Nach einer amerikanischen Studie, die auf einem Workshop im November 1997 vorgestellt wurde, können schwache elektromagnetische Felder in der normalen Wohnumgebung dosisabhängig die nächtliche Freisetzung von Melatonin bei Frauen beeinträchtigen. Diese Melatoninabsenkung steht im Verdacht, die Krebsentstehung zu begünstigen. Nach einer kleinen schwedischen Studie weisen junge Frauen unter erhöhter häuslicher elektromagnetischer Belastung tendenziell eine höhere Rate an Östrogenrezeptor-positivem Brustkrebs auf.

"Es ist das erste Mal, daß wir Hinweise auf einen möglichen Zusammenhang zwischen vergleichsweise kleinen Änderungen magnetischer Felder und einer Abnahme der Melatoninkonzentration in der gleichen Nacht bei Menschen in einer normalen Umgebung finden," erläuterte Dr. Scott Davis vom Fred Huchtinson Krebsforschungsinstitut in Seattle/USA die Ergebnisse seiner Studie in einem Interview mit der Zeitschrift Microwave News. Dr. Richard Stevens, der zusammen mit Davis an der Studie gearbeitet hatte, meinte, daß die Ergebnisse eine Schlüsselthese der Melatoninhypothese unterstützten.

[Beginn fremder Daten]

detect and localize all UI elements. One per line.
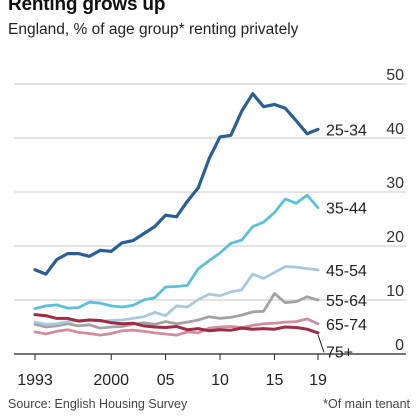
y-axis-labels: 0 10 20 30 40 50 — [386, 67, 404, 354]
series-label-55-64: 55-64 — [326, 293, 367, 310]
series-label-65-74: 65-74 — [326, 317, 367, 334]
series-line-25-34 — [33, 92, 320, 276]
series-line-75+ — [33, 313, 320, 335]
series-label-75+: 75+ — [326, 344, 353, 361]
series-lines — [33, 92, 320, 337]
source-note: Source: English Housing Survey — [8, 397, 188, 411]
y-tick-label: 30 — [386, 175, 404, 192]
y-tick-label: 40 — [386, 121, 404, 138]
chart-title: Renting grows up — [8, 0, 166, 15]
chart-subtitle: England, % of age group* renting private… — [8, 21, 299, 38]
gridlines — [14, 83, 406, 355]
series-labels: 25-34 35-44 45-54 55-64 65-74 75+ — [317, 122, 367, 361]
series-label-35-44: 35-44 — [326, 201, 367, 218]
y-tick-label: 10 — [386, 283, 404, 300]
x-tick-label: 10 — [211, 372, 229, 389]
series-line-65-74 — [33, 317, 320, 337]
x-axis: 1993 2000 05 10 15 19 — [17, 354, 327, 389]
footnote: *Of main tenant — [323, 397, 410, 411]
y-tick-label: 0 — [395, 337, 404, 354]
y-tick-label: 20 — [386, 229, 404, 246]
x-tick-label: 19 — [309, 372, 327, 389]
x-tick-label: 05 — [157, 372, 175, 389]
x-tick-label: 15 — [266, 372, 284, 389]
x-tick-label: 1993 — [17, 372, 53, 389]
series-line-55-64 — [33, 292, 320, 330]
series-line-35-44 — [33, 193, 320, 311]
series-label-45-54: 45-54 — [326, 263, 367, 280]
label-leader-line — [317, 334, 325, 353]
x-tick-label: 2000 — [93, 372, 129, 389]
series-label-25-34: 25-34 — [326, 122, 367, 139]
y-tick-label: 50 — [386, 67, 404, 84]
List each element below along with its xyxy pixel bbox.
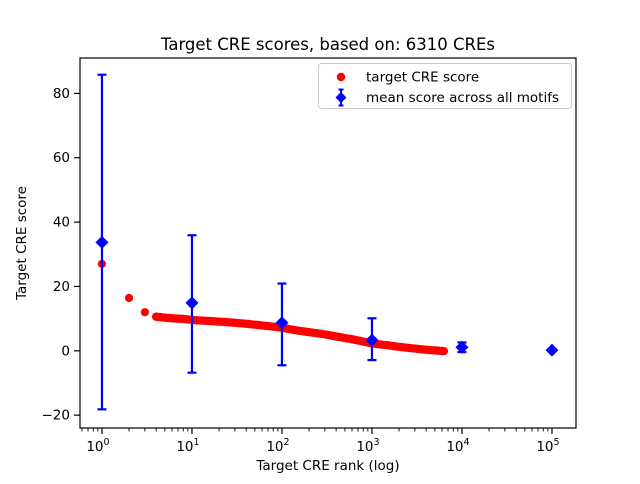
target-score-trail (152, 312, 449, 356)
mean-diamond-marker (365, 333, 379, 347)
mean-diamond-marker (95, 235, 109, 249)
target-score-point (124, 293, 134, 303)
y-axis-label: Target CRE score (14, 186, 30, 301)
legend-blue-diamond-errorbar-icon (335, 88, 347, 107)
x-tick-label: 102 (266, 437, 289, 455)
legend-red-dot-icon (336, 72, 346, 82)
y-tick-label: 0 (61, 343, 70, 359)
mean-score-errorbar-point (365, 317, 379, 362)
mean-diamond-marker (185, 296, 199, 310)
x-tick-label: 105 (536, 437, 559, 455)
mean-score-errorbar-point (545, 343, 559, 357)
target-score-point (140, 308, 150, 317)
mean-diamond-marker (275, 316, 289, 330)
data-series-layer (95, 73, 559, 411)
x-tick-label: 103 (356, 437, 379, 455)
mean-score-errorbar-point (455, 340, 469, 354)
x-tick-label: 100 (86, 437, 109, 455)
mean-diamond-marker (545, 343, 559, 357)
mean-score-errorbar-point (95, 73, 109, 411)
y-tick-label: 20 (53, 279, 70, 295)
mean-diamond-marker (455, 340, 469, 354)
legend-entry-mean-score: mean score across all motifs (366, 90, 559, 106)
x-axis-label: Target CRE rank (log) (255, 458, 399, 474)
mean-score-errorbar-point (275, 282, 289, 367)
legend: target CRE score mean score across all m… (318, 63, 572, 109)
x-tick-label: 101 (176, 437, 199, 455)
axes-layer: −20 0 20 40 60 80 100 101 102 103 104 105 (42, 86, 560, 455)
mean-score-errorbar-point (185, 234, 199, 374)
plot-frame (79, 57, 577, 429)
legend-entry-target-cre-score: target CRE score (366, 70, 479, 86)
chart-title: Target CRE scores, based on: 6310 CREs (160, 35, 495, 54)
y-tick-label: −20 (42, 408, 71, 424)
x-tick-label: 104 (446, 437, 469, 455)
y-tick-label: 60 (53, 150, 70, 166)
y-tick-label: 80 (53, 86, 70, 102)
legend-box (318, 63, 572, 109)
y-tick-label: 40 (53, 215, 70, 231)
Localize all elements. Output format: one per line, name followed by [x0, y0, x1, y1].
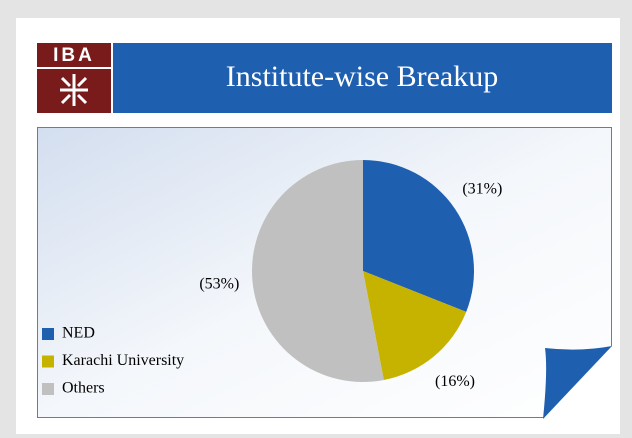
pie-slice: [363, 160, 474, 312]
folded-corner: [543, 346, 612, 419]
title-bar: [113, 43, 612, 113]
fold-cut: [543, 346, 612, 419]
logo-symbol: [60, 74, 88, 106]
legend-swatch: [42, 328, 54, 340]
chart-title: Institute-wise Breakup: [226, 60, 498, 93]
pie-slice: [251, 160, 384, 382]
data-label: (53%): [199, 275, 239, 292]
legend-label: NED: [62, 325, 95, 342]
legend-swatch: [42, 355, 54, 368]
legend-label: Others: [62, 380, 105, 397]
legend-swatch: [42, 383, 54, 395]
data-label: (16%): [435, 373, 475, 390]
data-label: (31%): [462, 181, 502, 198]
pie-slice: [363, 271, 467, 381]
legend-label: Karachi University: [62, 352, 184, 369]
logo-text: IBA: [53, 45, 95, 66]
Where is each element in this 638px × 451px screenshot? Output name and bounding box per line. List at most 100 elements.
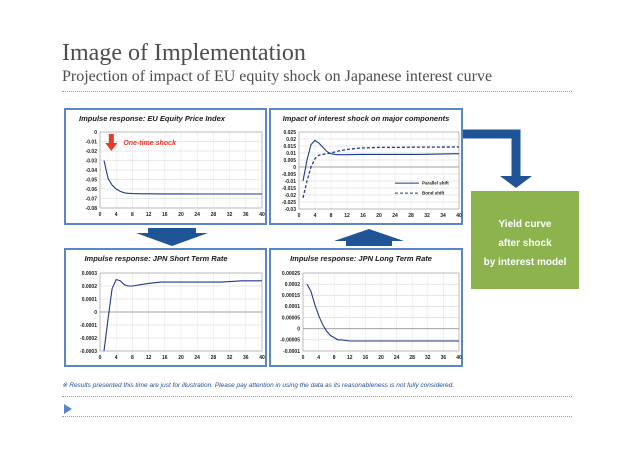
arrow-up-icon: [334, 229, 404, 246]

Die Studie wurde von Davis beim Workshop über den Zusammenhang von elektromagnetischen Feldern, Licht bei Nacht und Brustkrebs ("Workshop on Electromagnetic Fields, Light-at-Night and Human Breast Cancer") vom 18-19. November 1997 in Washington vorgestellt.

Die Studie von Davis und Stevens

Davis und Stevens hatten bei 200 Frauen an drei aufeinanderfolgenden Nächten den Einfluß von magnetischen Feldern und Licht bei Nacht auf die nächtliche Sekretion des Melatonin-Abbauproduktes 6-Hydroxy-Melatonin-Sulfat (6-OHMS) in den Urin untersucht.

Eine Anzahl von Faktoren, die die Melatoninproduktion beeinflussen, wie verschiedene Medikamente, darunter Beta-Blocker, Kalzium-Antagonisten und Psychopharmaka, Alter, Alkoholkonsum, Körpergewicht und Dunkelheit in der Nacht wurden in der Auswertung berücksichtigt.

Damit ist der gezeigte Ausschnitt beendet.